Numa visão otimista de que a vida sempre prevalece no final dos processos de transformação, podemos esperar, e desejar, que os “líderes do nosso bando”, percebam o perigo iminente e assimilem a urgência de mudança de atitude, que o movimento mundial pela preservação se amplie, de modo a modificar radicalmente a ação dos humanos em relação ao meio, acrescentando uma nova noção do papel de indivíduo pertencente a um grupo único, que inclui outras espécies de habitantes do nosso mesmo planeta. É grande a contribuição dos etólogos para essa discussão como se percebe nos trechos, selecionados abaixo, do livro Eu primata:

“As emoções pessoais são cruciais. Combinadas ao entendimento de como nosso comportamento afeta os outros, elas criam princípios morais. Essa é a abordagem de baixo para cima: da emoção ao senso de eqüidade. É o oposto da idéia de que a eqüidade foi uma noção introduzida por homens sábios (fundadores de nações, revolucionários, filósofos) após uma vida de reflexões sobre o certo, o errado e o nosso lugar no universo. As abordagens de cima para baixo, que começam uma explicação pelo produto final, quase sempre são erradas. Perguntam por que somos os únicos a possuir eqüidade, justiça, política, moralidade etc, quando a verdadeira questão é quais são os tijolos da construção. Quais são os elementos básicos necessários para construir eqüidade, justiça, política, moralidade etc? como o fenômeno maior derivou do mais simples? Assim que refletimos sobre essa questão, torna-se óbvio que temos em comum com outras espécies muitos dos blocos construtores. Nada do que fazemos é realmente único”. (pág. 260)

“Assim, a profunda ironia é que a nosso mais nobre conquista, a moralidade, tem laços evolutivos como nosso mais torpe comportamento, a guerra.
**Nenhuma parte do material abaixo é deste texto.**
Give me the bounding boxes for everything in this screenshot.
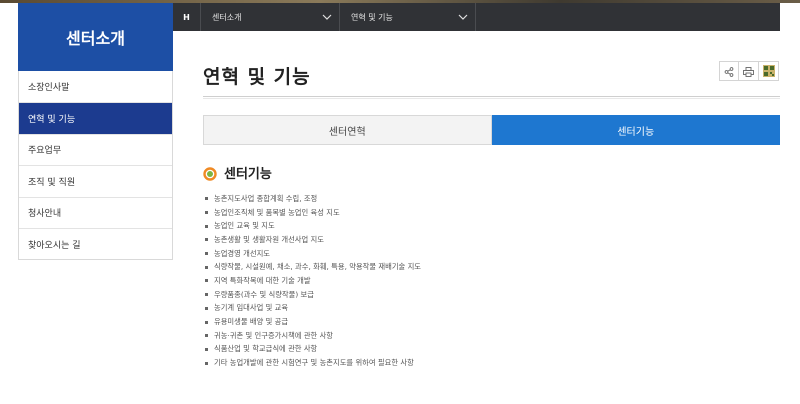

O senso de comunidade requerido por aquela foi fornecido por esta”. (pág. 262)

“O fato de o bem comum nunca se estender além do grupo se explica porque as regras morais raramente mencionam o lado de fora: as pessoas sentem-se autorizadas a tratar os inimigos de modo inimagináveis para os de sua comunidade. Aplicar a moralidade além dessas fronteiras é o grande desafio de nossa época. Criando direitos humanos universais – mesmo para nosso inimigos, como faz a Convenção de Genebra – ou debatendo a ética para o uso de animais, aplicamos fora do grupo, e mesmo até fora de nossa espécie, um sistema que evolui das razões intragrupo. A expansão do círculo moral é uma empreitada frágil. Nossa maior esperança de sucesso são as emoções morais, pois as emoções são desobedientes. Em princípio a empatia pode vencer qualquer regra sobre como tratar os outros”. (pág. 263)

Assim, os animais, que têm também, como os humanos, preferências sexuais, vivem culturalmente a regulação de seus comportamentos – mesmo que mais os públicos do que os privados. Se isso relativiza o papel da cultura para os humanos, relativiza também a força da natureza para os animais. Ou, como escreve Frans de Waal: “A natureza humana pura é como o Santo Graal: eternamente procurada, mas nunca encontrada”.